Katraka au service des candidats au baccalauréat

Apprendre les leçons par des rythmes et des tempos. La direction des affaires sociales de la commune urbaine d’Antananarivo a organisé pendant trois semaines un cours d’appui « Faradoboka bac » au profit des candidats au baccalauréat de cette année. Les séances des 1er et 2, des 8 et 9 ainsi que du 16 août ont vu la présence de soixante-et-six élèves issus de différents établissements de la ville.

Les associations Katraka et Action des jeunes pour l’enseignement et l’éducation civique à Madagascar (Ajeecm) se sont alliées pour les soutenir. Ces cours diffèrent des autres car si certaines sessions prévoient la révision des matières scientifiques, celles qui se déroulent à l’école primaire publique de Soarano touchent particulièrement la philosophie, le français, l’anglais et l’histoire-géographie. Les élèves y apprennent les verbes irréguliers, la manière dont on compose une dissertation ou un commentaire parce que la plupart du temps, les candidats ne réussissent pas les épreuves de philosophie à coefficient quatre à cause des gaucheries en rédaction.

« Avec le canevas synoptique, les élèves seront en mesure de construire des phrases adéquates et ne perdront pas leur temps avec le souci d’être hors-sujet. Ce procédé leur indique les étapes à suivre dans la conduite d’une dissertation », rapporte Andrianarijaona Ravelonarivo, une des responsables de l’Ajeecm. Une lycéenne assistant au cours se déclare satisfaite des méthodes vulgarisées par les enseignants.

 

« Katraka »

L’approche « katraka » consiste en une nouvelle technique d’apprentissage, associant les leçons aux chants et aux rythmes. Haja Rafalimanana, artiste, a effectué des recherches pendant dix-sept ans pour aboutir à ses produits qui ont fait l’objet d’un agrément de l’Académie malgache et d’une signature de protocole de partenariat avec le ministère de l’Education nationale.

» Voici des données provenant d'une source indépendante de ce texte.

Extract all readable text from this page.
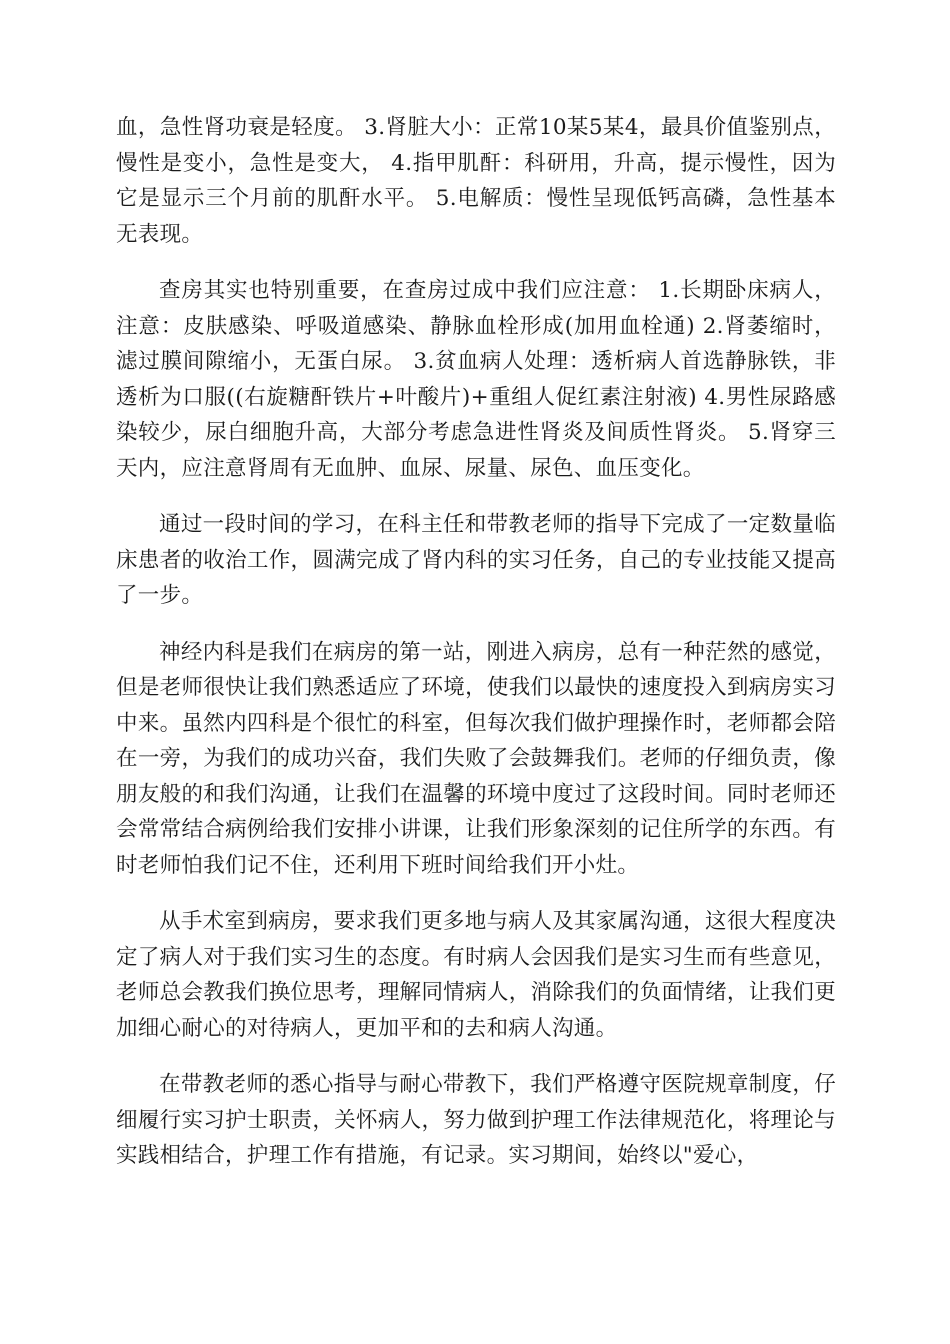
血，急性肾功衰是轻度。 3.肾脏大小：正常10某5某4，最具价值鉴别点，慢性是变小，急性是变大， 4.指甲肌酐：科研用，升高，提示慢性，因为它是显示三个月前的肌酐水平。 5.电解质：慢性呈现低钙高磷，急性基本无表现。

查房其实也特别重要，在查房过成中我们应注意： 1.长期卧床病人，注意：皮肤感染、呼吸道感染、静脉血栓形成(加用血栓通) 2.肾萎缩时，滤过膜间隙缩小，无蛋白尿。 3.贫血病人处理：透析病人首选静脉铁，非透析为口服((右旋糖酐铁片+叶酸片)+重组人促红素注射液) 4.男性尿路感染较少，尿白细胞升高，大部分考虑急进性肾炎及间质性肾炎。 5.肾穿三天内，应注意肾周有无血肿、血尿、尿量、尿色、血压变化。

通过一段时间的学习，在科主任和带教老师的指导下完成了一定数量临床患者的收治工作，圆满完成了肾内科的实习任务，自己的专业技能又提高了一步。

神经内科是我们在病房的第一站，刚进入病房，总有一种茫然的感觉，但是老师很快让我们熟悉适应了环境，使我们以最快的速度投入到病房实习中来。虽然内四科是个很忙的科室，但每次我们做护理操作时，老师都会陪在一旁，为我们的成功兴奋，我们失败了会鼓舞我们。老师的仔细负责，像朋友般的和我们沟通，让我们在温馨的环境中度过了这段时间。同时老师还会常常结合病例给我们安排小讲课，让我们形象深刻的记住所学的东西。有时老师怕我们记不住，还利用下班时间给我们开小灶。

从手术室到病房，要求我们更多地与病人及其家属沟通，这很大程度决定了病人对于我们实习生的态度。有时病人会因我们是实习生而有些意见，老师总会教我们换位思考，理解同情病人，消除我们的负面情绪，让我们更加细心耐心的对待病人，更加平和的去和病人沟通。

在带教老师的悉心指导与耐心带教下，我们严格遵守医院规章制度，仔细履行实习护士职责，关怀病人，努力做到护理工作法律规范化，将理论与实践相结合，护理工作有措施，有记录。实习期间，始终以"爱心，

« Une pratique expérimentale s’est tenue l’année dernière, dans six établissements à savoir les écoles primaires publiques d’Antanimbarinandriana, d’Andrefan’Ambohijanahary, d’Isotry-Ampefiloha, les écoles privées Sainte-Thérèse, Piccolino et Farandole. La technique est applicable tant en science de la vie et de la terre qu’en calcul. Prenons l’exemple de la coupe d’une fleur. Avec les gestuelles, la mélodie et les légendes comme paroles, les élèves ne se tromperont plus sur la place du pédoncule, du sépale, du pétale, de l’étamine et du pistil. Il existe également un chant touchant trente-six formules et les unités de mesure », expose-t-il.

« Katraka » favorise ainsi le réflexe, le raisonnement et la rapidité en calcul mental. Cet artiste-chercheur a déjà composé des leçons en chansons épousant les rythmes salegy, slow, r’n’b, rock, rap et reggae. Les élèves du cours récitent fièrement les verbes irréguliers en entonnant en chœur « be-was-been ; do-did-done ; make-made-made ; take-took-taken ».